It feels weird putting these two in the same review, but there you have it. I’ve been struck by the dreaded reading slump.
The Plot (Jean Hanff Korelitz) **
The plot of The Plot: author Jacob is struggling. His first novel made a modest impact, but didn’t sell well despite positive reviews. His second novel went ignored entirely. To make ends meet, Jacob teaches writing to a group of wannabes and one of them tells him the plot of a novel he is planning to write. Jacob is astounded. When, years later, he finds out the student has died before ever putting his story to the page, Jacob decides to write it. The novel, Crib, becomes an instant bestseller, making Jacob a household name. Soon after, threatening letters arrive: someone knows what Jacob did and isn’t happy about it.
I didn’t finish this book.
Normally I wouldn’t write a review about the dreaded DNF, but I made it about 80% in before calling it quits. I rarely DNF books at that point but it’s the second time in two months. My worldview is shattered.
Anyway, it wasn’t terrible but it completely failed to grab my attention. I was hoping for a well-written thriller that elevated itself above the rest by fun metatextualism and it does that to some degree, but the execution was rather dull. I don’t mind a slow pace but this was a slog, and the main character is just a slightly better written version of the dreaded how-can-you-be-that-stupid type found often in thrillers (though in his defense, the common advice of ‘have you tried going to the police’ wouldn’t really work here.
Then again, it’s much ado about nothing. Authors can draw inspiration from anywhere and without wanting to give away too much, it’s likely that Jacob would’ve gotten away with it and that makes the novel feel a bit less urgent. The ending, frankly, is just dumb. Plot twists sell, and it apparently doesn’t matter if they make any sense. Much is made about the spectacular plot of Crib, but I didn’t think it was all that original.
All in all, I was a little disappointed. As thrillers go it’s not a bad book. I’d just expected a bit more out of it.
Stone Yard Devotional (Charlotte Wood) ****
A nameless, middle-aged Australian woman works in nature conservation. Driven to despair – by her job, by the demagogues, by governments undermining her efforts, by her husband leaving – she checks herself into a retreat in an Australian convent. She ends up not leaving, abandoning her life for a dull, steadfast existence of worship and household drudgery. There are mice. So many mice.
The novel describes a lot of things, all of them with the same quiet, modest observance that a consecrated life purports of offer. There are the small nuisances the nuns suffer amongst each other. One forgets to lock the door. Another complains about dinner. There are moments of connection, too; each person is shaped by their own memories and traumas.
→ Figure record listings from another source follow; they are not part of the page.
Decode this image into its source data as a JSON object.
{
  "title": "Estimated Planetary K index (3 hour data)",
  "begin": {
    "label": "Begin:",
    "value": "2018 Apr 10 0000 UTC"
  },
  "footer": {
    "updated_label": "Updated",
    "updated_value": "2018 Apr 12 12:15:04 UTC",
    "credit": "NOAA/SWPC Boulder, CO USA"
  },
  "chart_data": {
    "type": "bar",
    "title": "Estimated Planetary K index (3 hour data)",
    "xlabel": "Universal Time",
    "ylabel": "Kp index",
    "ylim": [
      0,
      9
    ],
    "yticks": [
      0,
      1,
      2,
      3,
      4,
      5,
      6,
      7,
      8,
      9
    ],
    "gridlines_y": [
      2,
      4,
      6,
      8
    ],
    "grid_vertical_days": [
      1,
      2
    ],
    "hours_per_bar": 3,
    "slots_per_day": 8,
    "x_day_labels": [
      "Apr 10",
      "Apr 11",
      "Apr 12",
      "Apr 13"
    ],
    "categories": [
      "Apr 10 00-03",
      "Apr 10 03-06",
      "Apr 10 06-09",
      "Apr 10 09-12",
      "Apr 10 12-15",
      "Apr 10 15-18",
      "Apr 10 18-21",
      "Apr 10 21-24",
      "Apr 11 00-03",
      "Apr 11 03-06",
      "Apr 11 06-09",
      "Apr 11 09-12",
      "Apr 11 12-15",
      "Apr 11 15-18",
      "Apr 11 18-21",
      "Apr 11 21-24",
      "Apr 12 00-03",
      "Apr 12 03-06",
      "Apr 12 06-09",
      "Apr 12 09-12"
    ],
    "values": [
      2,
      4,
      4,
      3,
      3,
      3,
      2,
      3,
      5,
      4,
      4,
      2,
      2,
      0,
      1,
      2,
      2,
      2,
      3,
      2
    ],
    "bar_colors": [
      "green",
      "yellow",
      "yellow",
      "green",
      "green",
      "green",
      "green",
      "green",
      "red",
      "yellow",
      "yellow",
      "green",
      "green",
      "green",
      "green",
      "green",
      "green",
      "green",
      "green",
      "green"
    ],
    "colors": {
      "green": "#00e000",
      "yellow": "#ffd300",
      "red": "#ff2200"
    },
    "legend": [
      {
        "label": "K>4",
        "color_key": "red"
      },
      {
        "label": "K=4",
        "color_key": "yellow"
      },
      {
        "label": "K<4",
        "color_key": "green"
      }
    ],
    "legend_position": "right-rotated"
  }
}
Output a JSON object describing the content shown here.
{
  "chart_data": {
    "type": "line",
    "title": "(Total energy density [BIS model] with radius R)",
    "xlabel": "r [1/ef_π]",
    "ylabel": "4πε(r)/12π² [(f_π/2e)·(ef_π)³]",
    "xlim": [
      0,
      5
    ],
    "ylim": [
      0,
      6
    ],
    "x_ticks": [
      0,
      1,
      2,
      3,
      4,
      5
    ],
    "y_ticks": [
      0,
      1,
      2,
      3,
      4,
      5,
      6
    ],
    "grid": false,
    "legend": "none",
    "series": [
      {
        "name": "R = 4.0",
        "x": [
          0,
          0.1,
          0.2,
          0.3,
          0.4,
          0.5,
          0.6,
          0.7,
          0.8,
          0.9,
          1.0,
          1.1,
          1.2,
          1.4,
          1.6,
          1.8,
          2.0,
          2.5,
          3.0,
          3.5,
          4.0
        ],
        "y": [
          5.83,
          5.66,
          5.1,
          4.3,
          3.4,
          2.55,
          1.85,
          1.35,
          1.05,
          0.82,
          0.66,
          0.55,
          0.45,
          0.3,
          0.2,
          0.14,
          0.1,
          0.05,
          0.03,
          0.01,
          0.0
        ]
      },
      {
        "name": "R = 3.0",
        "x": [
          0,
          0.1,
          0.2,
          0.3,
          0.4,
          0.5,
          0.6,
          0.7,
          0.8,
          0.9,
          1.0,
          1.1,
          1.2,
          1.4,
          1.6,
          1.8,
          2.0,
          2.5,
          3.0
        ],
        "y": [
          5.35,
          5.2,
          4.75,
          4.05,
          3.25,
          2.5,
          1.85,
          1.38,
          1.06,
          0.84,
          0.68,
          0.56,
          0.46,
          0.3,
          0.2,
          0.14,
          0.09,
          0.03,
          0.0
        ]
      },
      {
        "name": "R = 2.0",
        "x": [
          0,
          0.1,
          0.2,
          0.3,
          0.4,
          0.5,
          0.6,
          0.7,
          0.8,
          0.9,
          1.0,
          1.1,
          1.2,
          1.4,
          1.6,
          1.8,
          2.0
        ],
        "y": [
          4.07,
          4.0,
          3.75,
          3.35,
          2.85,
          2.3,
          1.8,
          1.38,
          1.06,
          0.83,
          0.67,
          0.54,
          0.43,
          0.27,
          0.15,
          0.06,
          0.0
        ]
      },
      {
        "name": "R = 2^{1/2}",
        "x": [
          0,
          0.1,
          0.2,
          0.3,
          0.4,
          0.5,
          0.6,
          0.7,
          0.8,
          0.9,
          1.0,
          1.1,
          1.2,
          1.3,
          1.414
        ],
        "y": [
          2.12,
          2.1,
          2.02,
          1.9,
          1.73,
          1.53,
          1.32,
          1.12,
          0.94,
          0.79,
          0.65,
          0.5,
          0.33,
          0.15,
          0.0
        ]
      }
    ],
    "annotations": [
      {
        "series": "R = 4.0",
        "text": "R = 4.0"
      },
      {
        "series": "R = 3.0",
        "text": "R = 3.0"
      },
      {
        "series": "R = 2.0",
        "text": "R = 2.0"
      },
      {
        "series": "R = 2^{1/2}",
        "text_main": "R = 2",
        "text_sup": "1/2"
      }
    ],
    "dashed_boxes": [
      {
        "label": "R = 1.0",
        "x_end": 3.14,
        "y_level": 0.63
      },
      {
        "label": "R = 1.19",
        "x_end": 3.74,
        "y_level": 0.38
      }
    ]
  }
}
It’s a slow, meandering novel in which very little happens. We meet our main character when her escape from daily life is meant to be for a few days only, and then later, when she’s been a member of the community for several years. A few things happen. A former member of their community, who went to serve with the prostitutes, orphans and criminals in Bangkok, went missing years ago; her body has been found and her bones are returned to the convent. With it comes her friend and fellow nun Helen Parry, a former classmate of the narrator, with whom she has some history. Both the bones and Helen unsettle and uproot the precarious balance within the community. It’s a very human and respectful book; people are enigmatic, some more than others. The narrator is kind and compassionate and yet thinks with grief and pain about the unkind things she did as a child, teenager, young adult, mourning the fact that it’s too late to make amends.
And there’s a mouse plague. The mice are everywhere. They gnaw through plastic. They eat the oven’s insulation. Traps of all sorts are placed in increasing, quiet desperation. People put the legs of their bed in buckets of water lest the mice crawl in there with them.
It is not a religious novel in the traditional sense; at one point the main character ponders that nobody has ever asked her whether she believes in God before she entered the order. It’s a very mournful, elegiac novel that manages to put down how it feels to live in a world where climate change, deforestation and species extinction are pooh-poohd by demagogues who insist there is nothing wrong. It feels exhausting to have to worry about things that lie beyond your control when you can see that the people who should take it seriously never do, and you can see why the main character has chosen this particular life. It’s a little repetitive after a while, but I guess that’s the point; and for a novel in which nothing much happens, it’s surprisingly enthralling.